I thought this must have been how every day would go. My days would be a few embarrassing moments woven in between my classes, and I would just have to deal with it. I knew for sure that high school would be a drag.

To my surprise, freshman year did not end up to be a series of embarrassing moments, but rather just a personal adjustment to high school. Sophomore year passed, and I gained new friends and lost old ones. Junior year passed, and friends came and went with the additional stress of getting perfect grades and a perfect ACT score.

I was caught up in the hustle and bustle of high school and was always worrying about what would come next. How will I do on that chemistry test? When’s our next late arrival? How am I going to pass my calculus class? What am I going to eat for lunch today because I am definitely not paying $3.75 for a cup of a few celery sticks and a mountain of cheese from the cafeteria?

Now, four years later, I look back and realize that I spent so much of high school just worrying about the future. The younger version of me would have been aching to leave Northbrook, but at this point there are few places I would rather be. Here I am now, almost 18 years old with mere weeks until graduation, and I am going to miss high school more than I ever could have imagined.

Senior year is when many people find out what kind of person they want to be. That happened to me, and now that I’m situated and completely myself with the people I talk to, I can’t imagine leaving Northbrook. I’ve developed the most genuine relationships this year and find it unthinkable to leave them.

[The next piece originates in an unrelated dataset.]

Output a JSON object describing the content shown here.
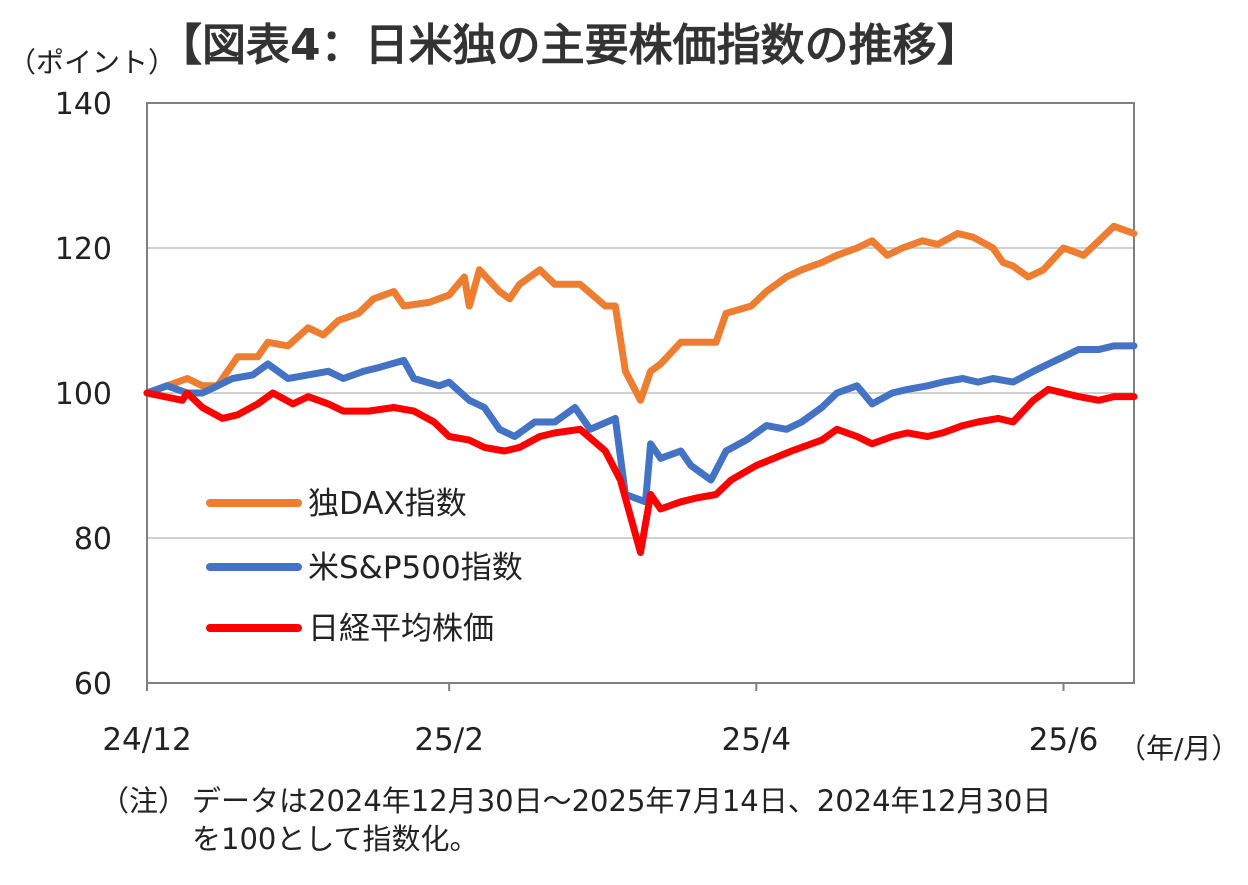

Had my freshman self simply quit walking on eggshells, and had my sophomore self opened up more to people, and had my junior self been fearless about hanging out with my friends sometimes instead of finishing up an essay, I might feel differently. I might be fully ready and developed enough to be on my way out of Glenbrook North.

If I could tell my younger self one thing to keep in mind through high school, it would be to recognize what is holding her back and force herself to let it go. That is the single best way to develop as a person and get the most out of high school. I could have met the amazing people that I met this year earlier on and had more time with them while being my authentic self.

No matter what, high school was amazing and senior year has been the best year of my life because I was totally and completely myself. Underclassmen, take note: get the most out of high school by stepping out of your comfort zone … and do it quickly.